The Do’s and Don’ts of a Buyers’ Club
Recommendations for an EU Buyers’ Club for Carbon Farming
- Publication
- Citation
Gardiner, J., McDonald, H., Scheid, A., Lanckriet, E., Martel, S., Tronquet, C., & Lesschen, J. P. (2026). The Do's and Don'ts of a Buyers' Club: Recommendations for an EU Buyers' Club for Carbon Farming. Zenodo. https://doi.org/10.5281/zenodo.20153020
As the European Union advances the implementation of the Carbon Removals and Carbon Farming (CRCF) Regulation, attention is increasingly shifting from certification rules and supply towards demand and financing: who will finance carbon farming activities, and under what conditions?
This policy brief, developed within the Horizon Europe project CAFAMORE, examines the proposed EU Buyers’ Club for carbon farming. The brief sets out how the Club should be designed to support early demand for CRCF carbon farming certificates while ensuring environmental integrity and that it benefits farmers.
The key recommendations include:
- Define the Buyers’ Club as a learning and transition mechanism, not as a long-term solution for financing the agricultural transition. The Club can support early CRCF implementation and act as a practical stepping stone towards compliance policies.
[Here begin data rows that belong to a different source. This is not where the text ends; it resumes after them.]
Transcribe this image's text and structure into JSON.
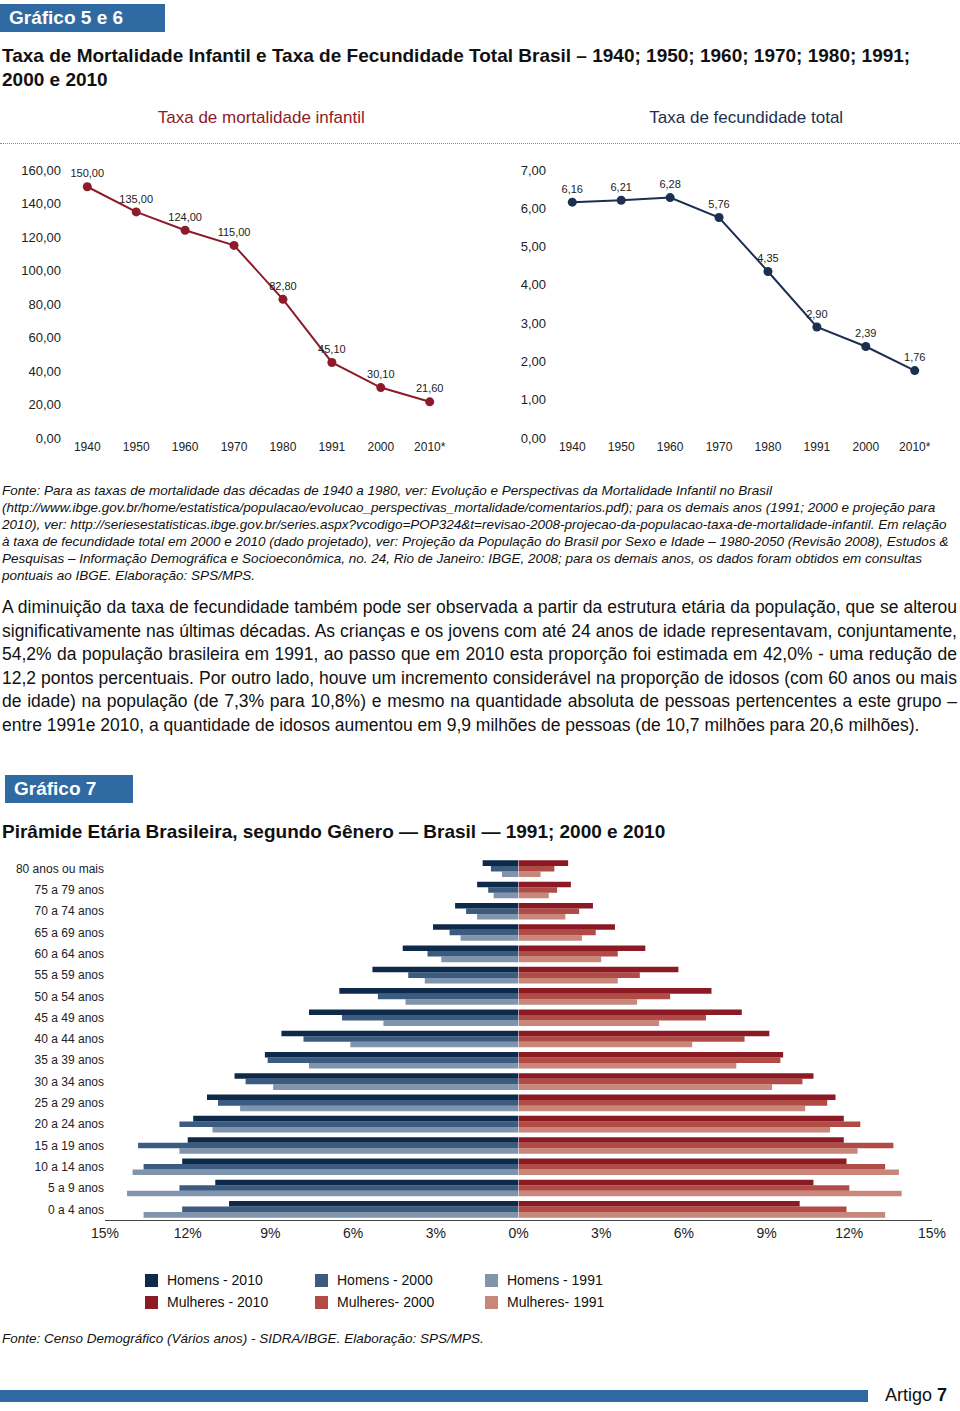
{
  "document": {
    "header": "Gráfico 5 e 6",
    "title": "Taxa de Mortalidade Infantil e Taxa de Fecundidade Total Brasil – 1940; 1950; 1960; 1970; 1980; 1991; 2000 e 2010",
    "source": "Fonte: Para as taxas de mortalidade das décadas de 1940 a 1980, ver: Evolução e Perspectivas da Mortalidade Infantil no Brasil (http://www.ibge.gov.br/home/estatistica/populacao/evolucao_perspectivas_mortalidade/comentarios.pdf); para os demais anos (1991; 2000 e projeção para 2010), ver: http://seriesestatisticas.ibge.gov.br/series.aspx?vcodigo=POP324&t=revisao-2008-projecao-da-populacao-taxa-de-mortalidade-infantil. Em relação à taxa de fecundidade total em 2000 e 2010 (dado projetado), ver: Projeção da População do Brasil por Sexo e Idade – 1980-2050 (Revisão 2008), Estudos & Pesquisas – Informação Demográfica e Socioeconômica, no. 24, Rio de Janeiro: IBGE, 2008; para os demais anos, os dados foram obtidos em consultas pontuais ao IBGE. Elaboração: SPS/MPS.",
    "paragraph": "A diminuição da taxa de fecundidade também pode ser observada a partir da estrutura etária da população, que se alterou significativamente nas últimas décadas. As crianças e os jovens com até 24 anos de idade representavam, conjuntamente, 54,2% da população brasileira em 1991, ao passo que em 2010 esta proporção foi estimada em 42,0% - uma redução de 12,2 pontos percentuais. Por outro lado, houve um incremento considerável na proporção de idosos (com 60 anos ou mais de idade) na população (de 7,3% para 10,8%) e mesmo na quantidade absoluta de pessoas pertencentes a este grupo – entre 1991e 2010, a quantidade de idosos aumentou em 9,9 milhões de pessoas (de 10,7 milhões para 20,6 milhões).",
    "header2": "Gráfico 7",
    "source2": "Fonte: Censo Demográfico (Vários anos) - SIDRA/IBGE. Elaboração: SPS/MPS.",
    "footer": {
      "label": "Artigo",
      "page": "7"
    }
  },
  "chart_data": [
    {
      "type": "line",
      "title": "Taxa de mortalidade infantil",
      "categories": [
        "1940",
        "1950",
        "1960",
        "1970",
        "1980",
        "1991",
        "2000",
        "2010*"
      ],
      "values": [
        150,
        135,
        124,
        115,
        82.8,
        45.1,
        30.1,
        21.6
      ],
      "value_labels": [
        "150,00",
        "135,00",
        "124,00",
        "115,00",
        "82,80",
        "45,10",
        "30,10",
        "21,60"
      ],
      "color": "#8e1b2a",
      "marker": "circle",
      "data_labels": true,
      "ylim": [
        0,
        160
      ],
      "yticks": [
        {
          "value": 0,
          "label": "0,00"
        },
        {
          "value": 20,
          "label": "20,00"
        },
        {
          "value": 40,
          "label": "40,00"
        },
        {
          "value": 60,
          "label": "60,00"
        },
        {
          "value": 80,
          "label": "80,00"
        },
        {
          "value": 100,
          "label": "100,00"
        },
        {
          "value": 120,
          "label": "120,00"
        },
        {
          "value": 140,
          "label": "140,00"
        },
        {
          "value": 160,
          "label": "160,00"
        }
      ],
      "grid": false
    },
    {
      "type": "line",
      "title": "Taxa de fecundidade total",
      "categories": [
        "1940",
        "1950",
        "1960",
        "1970",
        "1980",
        "1991",
        "2000",
        "2010*"
      ],
      "values": [
        6.16,
        6.21,
        6.28,
        5.76,
        4.35,
        2.9,
        2.39,
        1.76
      ],
      "value_labels": [
        "6,16",
        "6,21",
        "6,28",
        "5,76",
        "4,35",
        "2,90",
        "2,39",
        "1,76"
      ],
      "color": "#1b2f50",
      "marker": "circle",
      "data_labels": true,
      "ylim": [
        0,
        7
      ],
      "yticks": [
        {
          "value": 0,
          "label": "0,00"
        },
        {
          "value": 1,
          "label": "1,00"
        },
        {
          "value": 2,
          "label": "2,00"
        },
        {
          "value": 3,
          "label": "3,00"
        },
        {
          "value": 4,
          "label": "4,00"
        },
        {
          "value": 5,
          "label": "5,00"
        },
        {
          "value": 6,
          "label": "6,00"
        },
        {
          "value": 7,
          "label": "7,00"
        }
      ],
      "grid": false
    },
    {
      "type": "bar",
      "orientation": "horizontal",
      "title": "Pirâmide Etária Brasileira, segundo Gênero — Brasil — 1991; 2000 e 2010",
      "categories": [
        "0 a 4 anos",
        "5 a 9 anos",
        "10 a 14 anos",
        "15 a 19 anos",
        "20 a 24 anos",
        "25 a 29 anos",
        "30 a 34 anos",
        "35 a 39 anos",
        "40 a 44 anos",
        "45 a 49 anos",
        "50 a 54 anos",
        "55 a 59 anos",
        "60 a 64 anos",
        "65 a 69 anos",
        "70 a 74 anos",
        "75 a 79 anos",
        "80 anos ou mais"
      ],
      "series": [
        {
          "name": "Homens - 2010",
          "color": "#0e2a4a",
          "axis": "x",
          "values": [
            10.5,
            11.0,
            12.2,
            12.0,
            11.8,
            11.3,
            10.3,
            9.2,
            8.6,
            7.6,
            6.5,
            5.3,
            4.2,
            3.1,
            2.3,
            1.5,
            1.3
          ]
        },
        {
          "name": "Homens - 2000",
          "color": "#3c5b80",
          "axis": "x",
          "values": [
            12.2,
            12.3,
            13.6,
            13.8,
            12.3,
            10.9,
            9.9,
            9.1,
            7.8,
            6.4,
            5.1,
            4.0,
            3.3,
            2.5,
            1.9,
            1.1,
            1.0
          ]
        },
        {
          "name": "Homens - 1991",
          "color": "#8094ac",
          "axis": "x",
          "values": [
            13.6,
            14.2,
            14.0,
            12.3,
            11.1,
            10.1,
            8.9,
            7.6,
            6.1,
            4.9,
            4.1,
            3.4,
            2.8,
            2.1,
            1.5,
            0.9,
            0.6
          ]
        },
        {
          "name": "Mulheres - 2010",
          "color": "#8c1a25",
          "axis": "x2",
          "values": [
            10.2,
            10.7,
            11.9,
            11.8,
            11.8,
            11.5,
            10.7,
            9.6,
            9.1,
            8.1,
            7.0,
            5.8,
            4.6,
            3.5,
            2.7,
            1.9,
            1.8
          ]
        },
        {
          "name": "Mulheres- 2000",
          "color": "#b04b45",
          "axis": "x2",
          "values": [
            11.9,
            12.0,
            13.3,
            13.6,
            12.4,
            11.2,
            10.3,
            9.5,
            8.2,
            6.8,
            5.5,
            4.4,
            3.6,
            2.8,
            2.2,
            1.4,
            1.3
          ]
        },
        {
          "name": "Mulheres- 1991",
          "color": "#c9867b",
          "axis": "x2",
          "values": [
            13.3,
            13.9,
            13.8,
            12.3,
            11.3,
            10.4,
            9.2,
            7.9,
            6.3,
            5.1,
            4.3,
            3.6,
            3.0,
            2.3,
            1.7,
            1.1,
            0.8
          ]
        }
      ],
      "xlim": [
        15,
        0
      ],
      "xticks": [
        {
          "value": 15,
          "label": "15%"
        },
        {
          "value": 12,
          "label": "12%"
        },
        {
          "value": 9,
          "label": "9%"
        },
        {
          "value": 6,
          "label": "6%"
        },
        {
          "value": 3,
          "label": "3%"
        },
        {
          "value": 0,
          "label": "0%"
        }
      ],
      "x2lim": [
        0,
        15
      ],
      "x2ticks": [
        {
          "value": 3,
          "label": "3%"
        },
        {
          "value": 6,
          "label": "6%"
        },
        {
          "value": 9,
          "label": "9%"
        },
        {
          "value": 12,
          "label": "12%"
        },
        {
          "value": 15,
          "label": "15%"
        }
      ],
      "legend": "bottom",
      "grid": false
    }
  ]
}
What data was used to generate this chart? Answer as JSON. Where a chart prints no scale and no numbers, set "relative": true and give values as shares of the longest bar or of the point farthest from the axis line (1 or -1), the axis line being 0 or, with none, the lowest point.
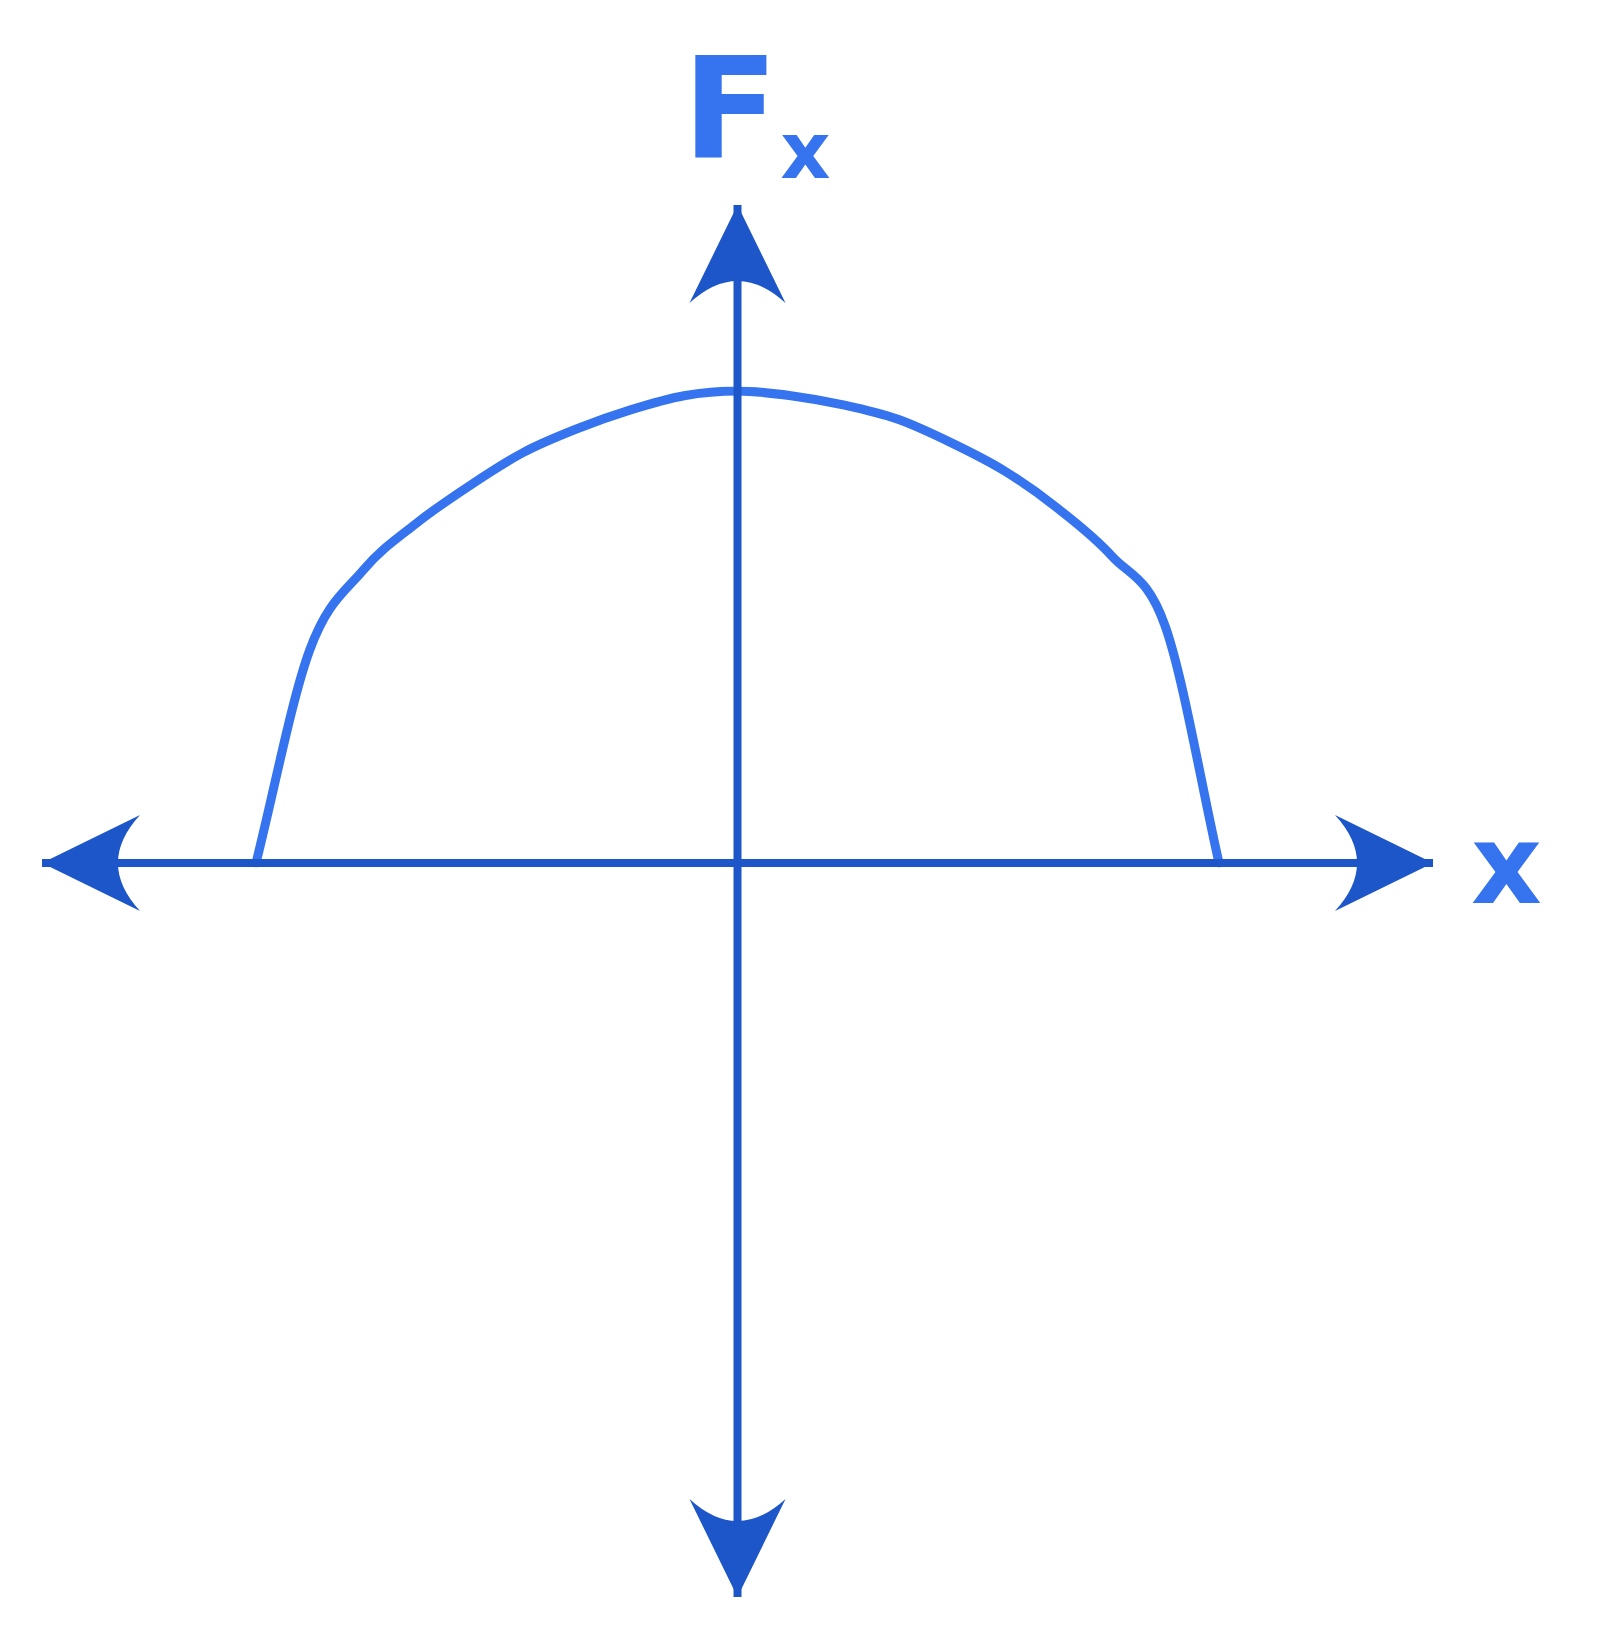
{
  "chart_data": {
    "type": "line",
    "relative": true,
    "xlabel": "x",
    "ylabel": "F$_{x}$",
    "categories": [
      null,
      null,
      null,
      null,
      null,
      null,
      null,
      null,
      null,
      null,
      null,
      null,
      null,
      null,
      null,
      null,
      null,
      null,
      null,
      null,
      null,
      null,
      null,
      null,
      null,
      null,
      null
    ],
    "series": [
      {
        "color": "#3574ee",
        "values": [
          null,
          null,
          null,
          null,
          0,
          0.45,
          0.62,
          0.72,
          0.8,
          0.87,
          0.92,
          0.96,
          0.99,
          1,
          0.99,
          0.97,
          0.94,
          0.89,
          0.83,
          0.75,
          0.65,
          0.5,
          0,
          null,
          null,
          null,
          null
        ]
      }
    ],
    "marker": "none",
    "legend": false
  }
}
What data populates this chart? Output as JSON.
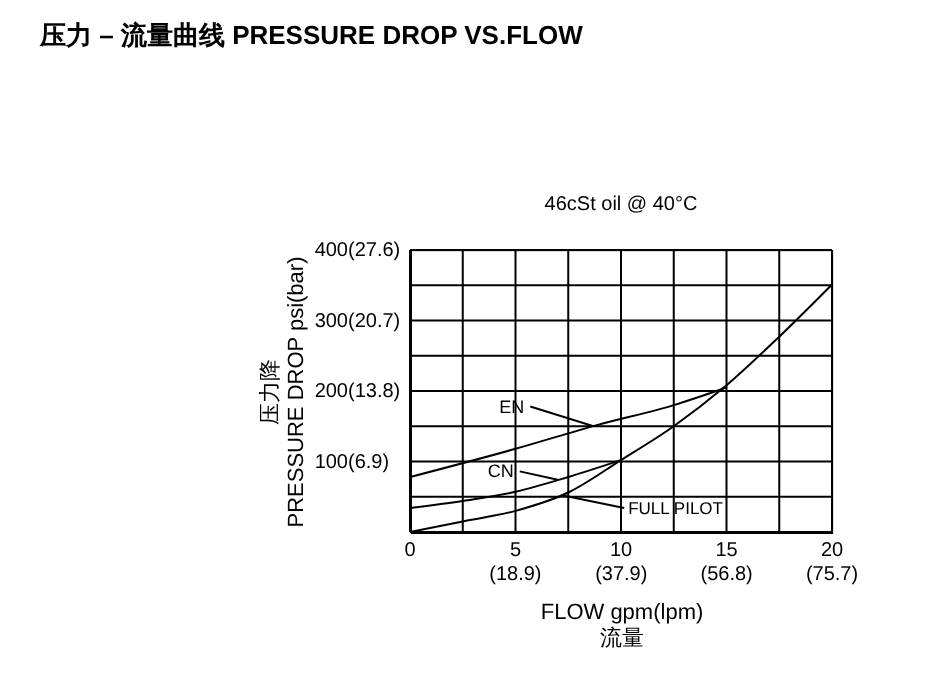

- Build a strategic portfolio of different CRCF activities and projects, rather than buying only the cheapest certificates available. Funding should prioritise additional, high-impact activities, maximising learning outcomes.
- Don’t treat all CRCF certificates as interchangeable. Carbon farming activities differ in permanence, reversal risk, monitoring complexity and co-benefits.
- Clarify what claims buyers can make, including for Scope 3 reporting and carbon credits, as well as for co-funded projects, while avoiding a focus on offsetting use cases.
- Use public support to unlock additional private finance, rather than replace it, while ensuring that private buyers cannot claim mitigation outcomes that they only marginally financed.
- Avoid market structures that weaken farmers’ bargaining power or concentrate influence among a small number of intermediaries, MRV providers or project developers.